The National Film and Sound Archive this week released digitised film of the thylacine, known as Benjamin, which was originally taken in 1933 at Hobart’s Beaumaris Zoo.

The almost 80 seconds of footage, shot by Australian zoologist and naturalist David Fleay, is the longest of the extinct marsupial on record.

The original 35mm black-and-white negative was scanned to reach 4K archival standards and then sent to colourisation experts in France.

The finished product took more than 200 hours and was informed by drawings, sketches and paintings, as well as preserved pelts.

Samuel Francois-Steininger, who led the project, said his team primarily relied on written descriptions of the thylacine’s coat to ensure tints and shades were accurate.

“These descriptions, combined with scientific drawings, and recent 3D colour renderings of the animal, meant we were able to get a clear idea of what the thylacine’s fur should look like,” he said.

“I have worked on more than 100 archive-based documentary films and series, most of them very complex.

“But for the thylacine, I faced a different kind of challenge and responsibility: I had to take care of the rare footage, and pay tribute to the last representative of a species.”

Benjamin died in captivity in 1936, about two months after the species was granted protected status.

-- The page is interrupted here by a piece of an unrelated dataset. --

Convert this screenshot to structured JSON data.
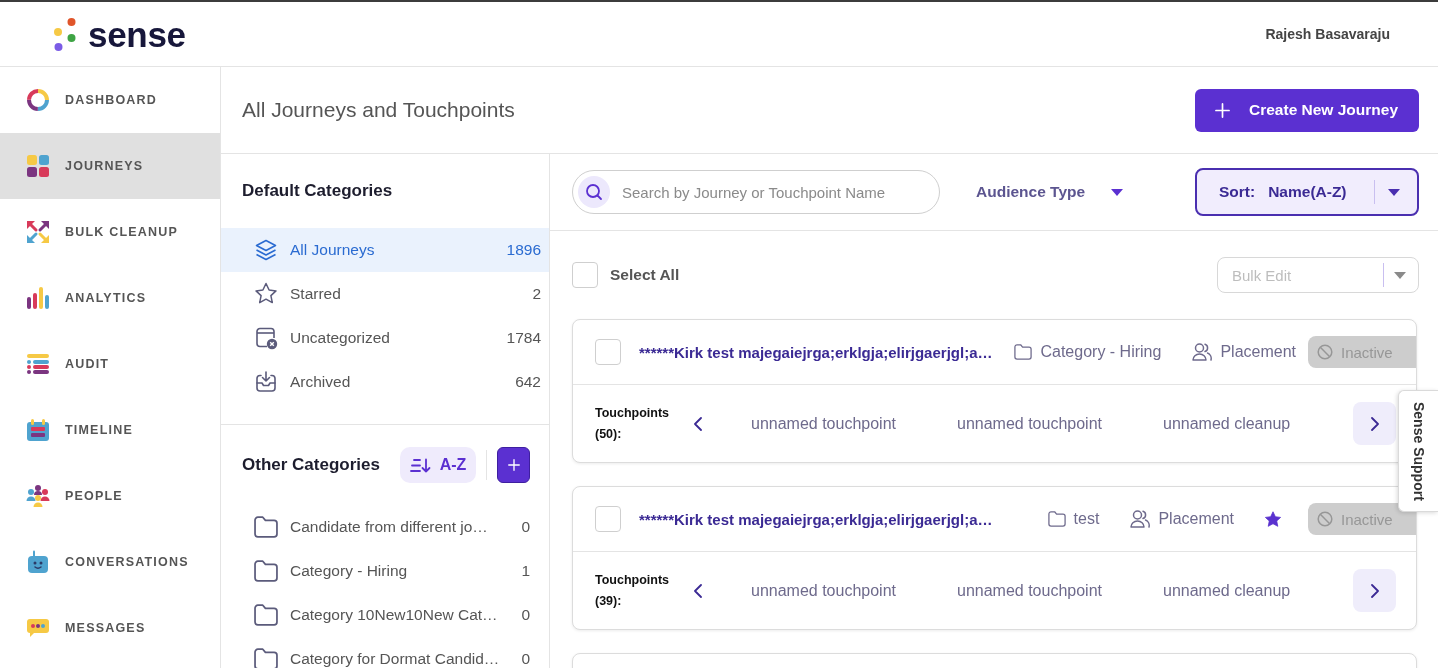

It is estimated there were about 5000 thylacines in Tasmania at the time of European settlement, before excessive hunting, habitat destruction and disease resulted in their demise.

The state government in 1888 paid a bounty of one pound for each adult animal killed.

The footage was released on National Threatened Species Day, designed to raise awareness of animals and plants facing extinction.

“(The release) will continue to invite re-imagining and reconnection to this iconic footage,” NFSA curator Vick Gwyn said.

“We hope that people will apply their own perception and stimulate understanding of this remarkable animal.”

About three minutes of black-and-white footage of the Tasmanian tiger exists.

In May 2020, the NFSA unearthed a 21-second clip of Benjamin that was shot in 1935 and formed part of a travelogue dubbed Tasmania The Wonderland.

The narrator described the thylacine as “now very rare, being forced out of its natural habitat by the march of civilisation”.